Dann lasstses aber laufen!
führts mi im Trab hinaus!
i bitt mers aus, nur nit im Schritt!
nehmts meinetwegen die Kreizung mit!
Am Grab, auf einem langen Tisch, standen Bier- und Schnapsflaschen, Krüge und Gläser, lagen auf Küchenbrettern gebratene Fleischstücke und aufgeschnittenes Weißbrot. "Langt kräftig zu", sagte Hanna. Die Leute aßen und tranken, wir mussten lachen, als der ungewöhnlich breite Sarg nicht in das schmale Erdloch versinken wollte. Einer rief: "Da muss man dran drehen.
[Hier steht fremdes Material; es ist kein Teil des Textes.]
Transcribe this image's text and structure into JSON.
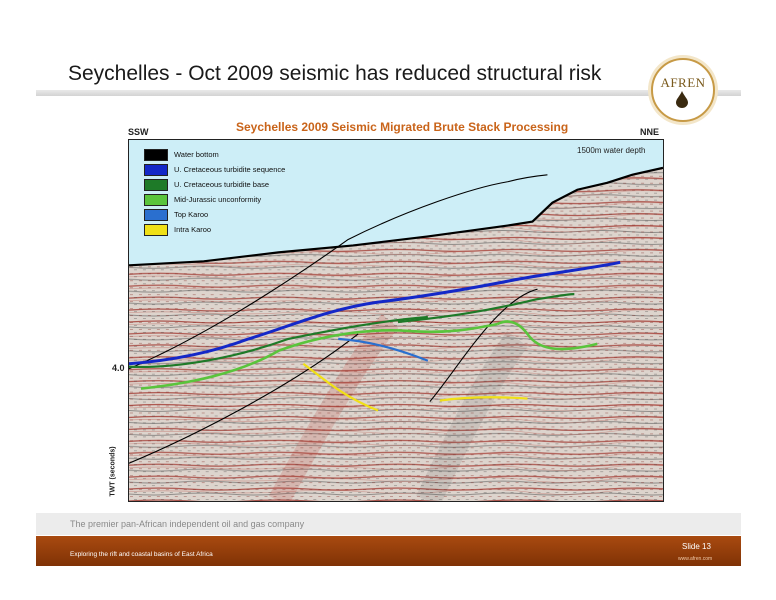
{
  "slide": {
    "title": "Seychelles - Oct 2009 seismic has reduced structural risk",
    "logo_text": "AFREN"
  },
  "figure": {
    "title": "Seychelles 2009 Seismic Migrated Brute Stack Processing",
    "left_direction": "SSW",
    "right_direction": "NNE",
    "water_depth_note": "1500m water depth",
    "axis_value": "4.0",
    "axis_label": "TWT (seconds)",
    "legend": [
      {
        "label": "Water bottom",
        "color": "#000000"
      },
      {
        "label": "U. Cretaceous turbidite sequence",
        "color": "#1428c8"
      },
      {
        "label": "U. Cretaceous turbidite base",
        "color": "#1e7a28"
      },
      {
        "label": "Mid-Jurassic unconformity",
        "color": "#5ac43c"
      },
      {
        "label": "Top Karoo",
        "color": "#2a6fcf"
      },
      {
        "label": "Intra Karoo",
        "color": "#f0e016"
      }
    ],
    "colors": {
      "sea": "#cdeef7",
      "seismic_base": "#d9cfc8",
      "reflector_red": "#9c2a22"
    }
  },
  "footer": {
    "tagline": "The premier pan-African independent oil and gas company",
    "subtitle": "Exploring the rift and coastal basins of East Africa",
    "slide_label": "Slide 13",
    "website": "www.afren.com",
    "bar_color": "#8c3a0a"
  }
}
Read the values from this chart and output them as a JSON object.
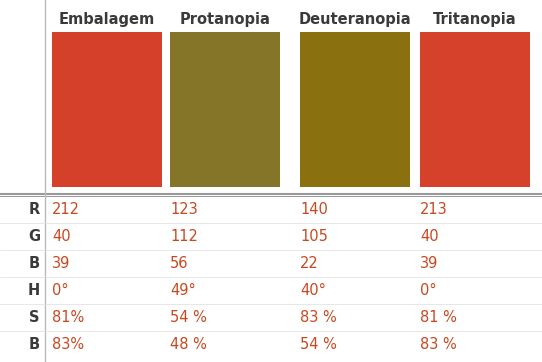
{
  "columns": [
    "Embalagem",
    "Protanopia",
    "Deuteranopia",
    "Tritanopia"
  ],
  "row_labels": [
    "R",
    "G",
    "B",
    "H",
    "S",
    "B"
  ],
  "table_data": [
    [
      "212",
      "123",
      "140",
      "213"
    ],
    [
      "40",
      "112",
      "105",
      "40"
    ],
    [
      "39",
      "56",
      "22",
      "39"
    ],
    [
      "0°",
      "49°",
      "40°",
      "0°"
    ],
    [
      "81%",
      "54 %",
      "83 %",
      "81 %"
    ],
    [
      "83%",
      "48 %",
      "54 %",
      "83 %"
    ]
  ],
  "swatch_colors": [
    "#D4402A",
    "#847528",
    "#8B7010",
    "#D5412B"
  ],
  "header_color": "#3a3a3a",
  "row_label_color": "#3a3a3a",
  "cell_text_color": "#C84820",
  "bg_color": "#ffffff",
  "divider_color": "#999999",
  "vert_line_color": "#bbbbbb",
  "header_fontsize": 10.5,
  "row_label_fontsize": 10.5,
  "cell_fontsize": 10.5
}
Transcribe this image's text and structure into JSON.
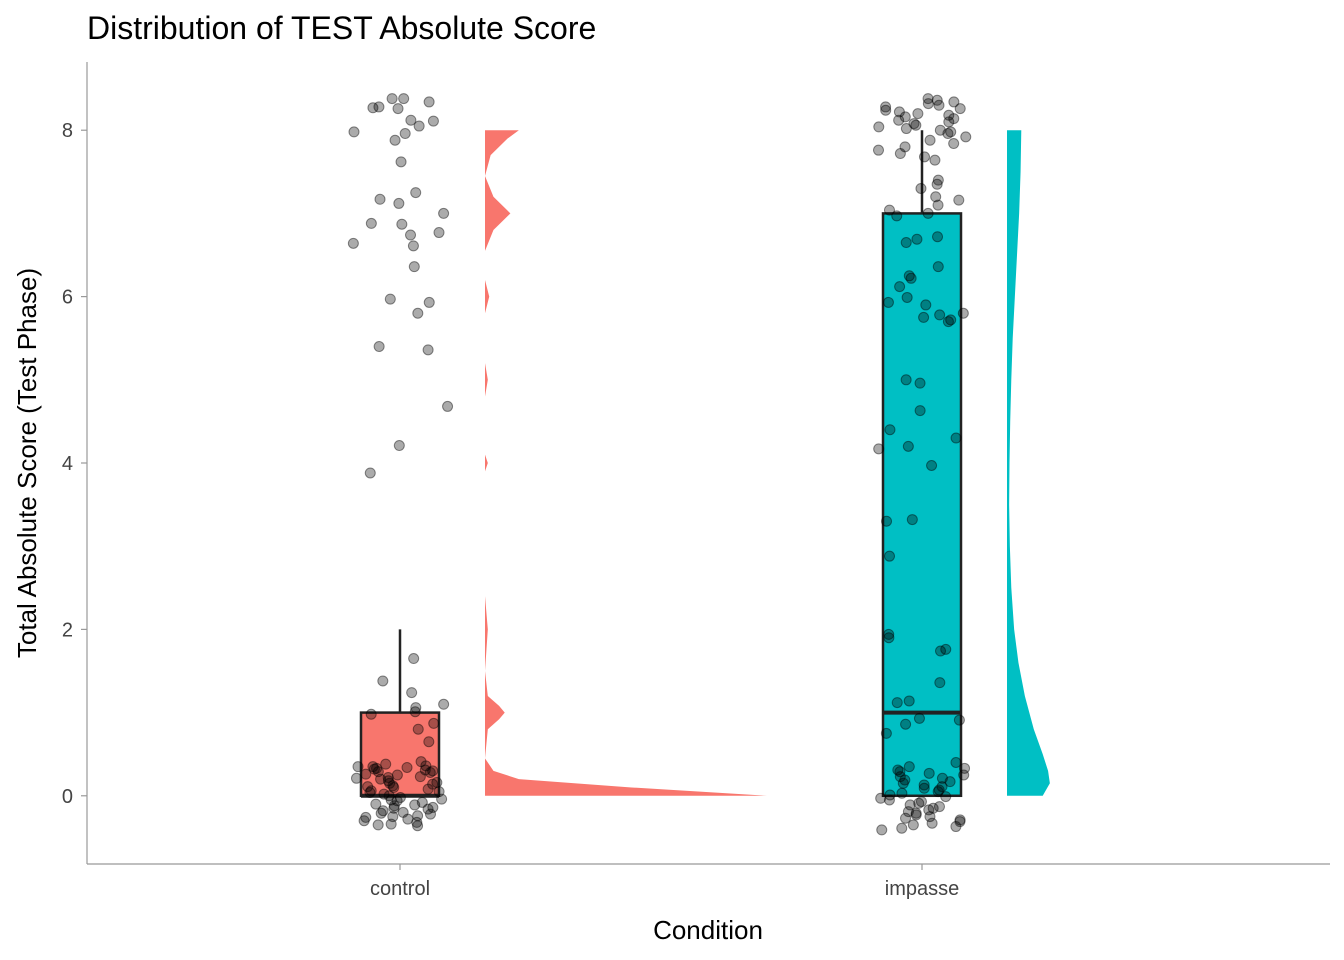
{
  "chart_data": {
    "type": "raincloud",
    "title": "Distribution of TEST Absolute Score",
    "xlabel": "Condition",
    "ylabel": "Total Absolute Score (Test Phase)",
    "categories": [
      "control",
      "impasse"
    ],
    "ylim": [
      -0.82,
      8.82
    ],
    "yticks": [
      0,
      2,
      4,
      6,
      8
    ],
    "grid": false,
    "legend": "none",
    "colors": {
      "control": "#F8766D",
      "impasse": "#00BFC4",
      "points": "#000000",
      "box_line": "#222222",
      "axis": "#999999"
    },
    "series": [
      {
        "category": "control",
        "color": "#F8766D",
        "box": {
          "whisker_low": 0,
          "q1": 0,
          "median": 0,
          "q3": 1,
          "whisker_high": 2
        },
        "outliers": [
          8.28,
          8.38,
          8.27,
          8.34,
          8.26,
          8.38,
          8.11,
          8.12,
          8.05,
          7.98,
          7.96,
          7.88,
          7.62,
          7.25,
          7.17,
          7.12,
          7.0,
          6.88,
          6.87,
          6.77,
          6.74,
          6.64,
          6.61,
          6.36,
          5.97,
          5.93,
          5.8,
          5.4,
          5.36,
          4.68,
          4.21,
          3.88
        ],
        "points": [
          1.65,
          1.38,
          1.24,
          1.1,
          1.06,
          1.01,
          0.98,
          0.87,
          0.8,
          0.65,
          0.41,
          0.38,
          0.36,
          0.35,
          0.34,
          0.33,
          0.32,
          0.31,
          0.3,
          0.28,
          0.26,
          0.25,
          0.23,
          0.22,
          0.2,
          0.18,
          0.16,
          0.14,
          0.12,
          0.1,
          0.08,
          0.06,
          0.04,
          0.02,
          0.0,
          -0.02,
          -0.04,
          -0.06,
          -0.08,
          -0.1,
          -0.12,
          -0.14,
          -0.16,
          -0.18,
          -0.2,
          -0.22,
          -0.24,
          -0.26,
          -0.28,
          -0.3,
          -0.32,
          -0.34,
          -0.36,
          0.29,
          0.15,
          -0.05,
          -0.25,
          0.05,
          -0.15,
          0.35,
          -0.35,
          0.11,
          -0.11,
          0.21,
          -0.21
        ],
        "density": [
          {
            "y": 0,
            "d": 1.0
          },
          {
            "y": 0.1,
            "d": 0.52
          },
          {
            "y": 0.2,
            "d": 0.12
          },
          {
            "y": 0.3,
            "d": 0.03
          },
          {
            "y": 0.45,
            "d": 0.0
          },
          {
            "y": 0.8,
            "d": 0.01
          },
          {
            "y": 0.92,
            "d": 0.05
          },
          {
            "y": 1.0,
            "d": 0.07
          },
          {
            "y": 1.08,
            "d": 0.05
          },
          {
            "y": 1.2,
            "d": 0.01
          },
          {
            "y": 1.5,
            "d": 0.0
          },
          {
            "y": 2.0,
            "d": 0.01
          },
          {
            "y": 2.4,
            "d": 0.0
          },
          {
            "y": 3.9,
            "d": 0.0
          },
          {
            "y": 4.0,
            "d": 0.01
          },
          {
            "y": 4.1,
            "d": 0.0
          },
          {
            "y": 4.8,
            "d": 0.0
          },
          {
            "y": 5.0,
            "d": 0.01
          },
          {
            "y": 5.2,
            "d": 0.0
          },
          {
            "y": 5.8,
            "d": 0.0
          },
          {
            "y": 6.0,
            "d": 0.015
          },
          {
            "y": 6.2,
            "d": 0.0
          },
          {
            "y": 6.55,
            "d": 0.0
          },
          {
            "y": 6.8,
            "d": 0.03
          },
          {
            "y": 7.0,
            "d": 0.09
          },
          {
            "y": 7.2,
            "d": 0.03
          },
          {
            "y": 7.45,
            "d": 0.0
          },
          {
            "y": 7.7,
            "d": 0.02
          },
          {
            "y": 7.9,
            "d": 0.08
          },
          {
            "y": 8.0,
            "d": 0.12
          }
        ]
      },
      {
        "category": "impasse",
        "color": "#00BFC4",
        "box": {
          "whisker_low": 0,
          "q1": 0,
          "median": 1,
          "q3": 7,
          "whisker_high": 8
        },
        "outliers": [],
        "points": [
          8.38,
          8.36,
          8.34,
          8.32,
          8.3,
          8.28,
          8.26,
          8.24,
          8.22,
          8.2,
          8.18,
          8.16,
          8.14,
          8.12,
          8.1,
          8.08,
          8.06,
          8.04,
          8.02,
          8.0,
          7.98,
          7.96,
          7.92,
          7.88,
          7.84,
          7.8,
          7.76,
          7.72,
          7.68,
          7.64,
          7.4,
          7.35,
          7.3,
          7.2,
          7.16,
          7.1,
          7.04,
          7.0,
          6.97,
          6.72,
          6.69,
          6.65,
          6.36,
          6.25,
          6.22,
          6.12,
          5.99,
          5.93,
          5.9,
          5.8,
          5.78,
          5.75,
          5.72,
          5.7,
          5.0,
          4.96,
          4.63,
          4.4,
          4.3,
          4.2,
          4.17,
          3.97,
          3.32,
          3.3,
          2.88,
          1.94,
          1.9,
          1.76,
          1.74,
          1.36,
          1.14,
          1.12,
          0.93,
          0.91,
          0.86,
          0.75,
          0.4,
          0.35,
          0.33,
          0.31,
          0.29,
          0.27,
          0.25,
          0.23,
          0.21,
          0.19,
          0.17,
          0.15,
          0.13,
          0.11,
          0.09,
          0.07,
          0.05,
          0.03,
          0.01,
          -0.01,
          -0.03,
          -0.05,
          -0.07,
          -0.09,
          -0.11,
          -0.13,
          -0.15,
          -0.17,
          -0.19,
          -0.21,
          -0.23,
          -0.25,
          -0.27,
          -0.29,
          -0.31,
          -0.33,
          -0.35,
          -0.37,
          -0.39,
          -0.41
        ],
        "density": [
          {
            "y": 0,
            "d": 0.1
          },
          {
            "y": 0.15,
            "d": 0.12
          },
          {
            "y": 0.3,
            "d": 0.115
          },
          {
            "y": 0.5,
            "d": 0.1
          },
          {
            "y": 0.8,
            "d": 0.075
          },
          {
            "y": 1.2,
            "d": 0.05
          },
          {
            "y": 1.6,
            "d": 0.032
          },
          {
            "y": 2.0,
            "d": 0.02
          },
          {
            "y": 2.5,
            "d": 0.012
          },
          {
            "y": 3.0,
            "d": 0.008
          },
          {
            "y": 3.5,
            "d": 0.006
          },
          {
            "y": 4.0,
            "d": 0.007
          },
          {
            "y": 4.5,
            "d": 0.009
          },
          {
            "y": 5.0,
            "d": 0.012
          },
          {
            "y": 5.5,
            "d": 0.016
          },
          {
            "y": 6.0,
            "d": 0.022
          },
          {
            "y": 6.5,
            "d": 0.028
          },
          {
            "y": 7.0,
            "d": 0.034
          },
          {
            "y": 7.5,
            "d": 0.038
          },
          {
            "y": 8.0,
            "d": 0.04
          }
        ]
      }
    ]
  }
}
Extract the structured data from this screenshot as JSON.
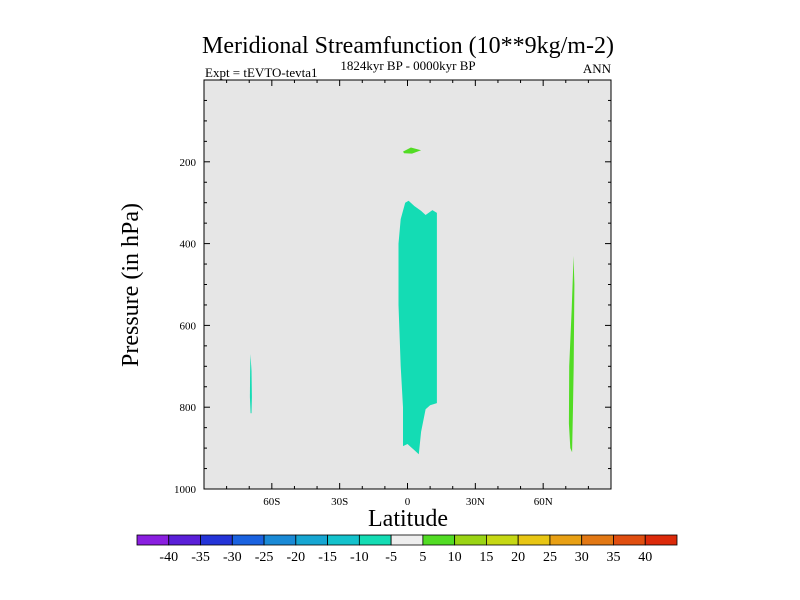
{
  "chart_data": {
    "type": "contour",
    "title": "Meridional Streamfunction (10**9kg/m-2)",
    "left_label": "Expt = tEVTO-tevta1",
    "center_label": "1824kyr BP - 0000kyr BP",
    "right_label": "ANN",
    "xlabel": "Latitude",
    "ylabel": "Pressure (in hPa)",
    "xlim": [
      -90,
      90
    ],
    "ylim": [
      1000,
      0
    ],
    "x_ticks": [
      {
        "v": -60,
        "label": "60S"
      },
      {
        "v": -30,
        "label": "30S"
      },
      {
        "v": 0,
        "label": "0"
      },
      {
        "v": 30,
        "label": "30N"
      },
      {
        "v": 60,
        "label": "60N"
      }
    ],
    "y_ticks": [
      {
        "v": 200,
        "label": "200"
      },
      {
        "v": 400,
        "label": "400"
      },
      {
        "v": 600,
        "label": "600"
      },
      {
        "v": 800,
        "label": "800"
      },
      {
        "v": 1000,
        "label": "1000"
      }
    ],
    "background_color": "#e6e6e6",
    "colorbar": {
      "labels": [
        "-40",
        "-35",
        "-30",
        "-25",
        "-20",
        "-15",
        "-10",
        "-5",
        "5",
        "10",
        "15",
        "20",
        "25",
        "30",
        "35",
        "40"
      ],
      "colors": [
        "#8a1fe0",
        "#5a1fd8",
        "#2434d8",
        "#1a62e0",
        "#1a8ad6",
        "#16a6d2",
        "#14c2cc",
        "#14dcb4",
        "#eeeeee",
        "#52dc24",
        "#9ad414",
        "#c6d814",
        "#e8c614",
        "#e8a014",
        "#e27814",
        "#e04e10",
        "#dc2a0a"
      ]
    },
    "regions": [
      {
        "name": "cell-green-upper",
        "category": "5 to 10",
        "color": "#52dc24",
        "polygon": [
          [
            -2,
            175
          ],
          [
            1.5,
            165
          ],
          [
            6,
            172
          ],
          [
            2,
            180
          ],
          [
            -1.5,
            179
          ]
        ]
      },
      {
        "name": "cell-teal-central",
        "category": "-10 to -5",
        "color": "#14dcb4",
        "polygon": [
          [
            -3,
            340
          ],
          [
            -1,
            300
          ],
          [
            0.5,
            295
          ],
          [
            3,
            308
          ],
          [
            6,
            320
          ],
          [
            8,
            330
          ],
          [
            11,
            318
          ],
          [
            13,
            325
          ],
          [
            13,
            790
          ],
          [
            10,
            795
          ],
          [
            8,
            805
          ],
          [
            6,
            860
          ],
          [
            5,
            915
          ],
          [
            3,
            905
          ],
          [
            1,
            895
          ],
          [
            0,
            890
          ],
          [
            -2,
            895
          ],
          [
            -2,
            800
          ],
          [
            -3,
            700
          ],
          [
            -4,
            550
          ],
          [
            -4,
            400
          ]
        ]
      },
      {
        "name": "cell-teal-south",
        "category": "-10 to -5",
        "color": "#14dcb4",
        "polygon": [
          [
            -69.5,
            670
          ],
          [
            -69,
            710
          ],
          [
            -68.8,
            775
          ],
          [
            -69,
            815
          ],
          [
            -69.4,
            815
          ],
          [
            -69.7,
            775
          ],
          [
            -69.6,
            720
          ]
        ]
      },
      {
        "name": "cell-green-north",
        "category": "5 to 10",
        "color": "#52dc24",
        "polygon": [
          [
            73.4,
            430
          ],
          [
            73.8,
            500
          ],
          [
            73.5,
            700
          ],
          [
            73.2,
            800
          ],
          [
            72.8,
            910
          ],
          [
            72,
            900
          ],
          [
            71.4,
            840
          ],
          [
            71.5,
            700
          ],
          [
            72.6,
            560
          ],
          [
            73.2,
            470
          ]
        ]
      }
    ]
  }
}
Stimmt doch, Nanga Parbat!" Ein paar Männer legten die schwarzen Anzugjacken ab, krempelten sich die Ärmel der weißen Hemden hoch und schaufelten das Grab breiter.
... Sein Blut war so luftig und so leicht wie der Wind ...
Den ganzen Tag über kamen und gingen Leute, und es war wie an den Sonntagvormittagen bei den Liebschels: Es wurden Geschäfte abgeschlossen und von Gott und der Welt geredet.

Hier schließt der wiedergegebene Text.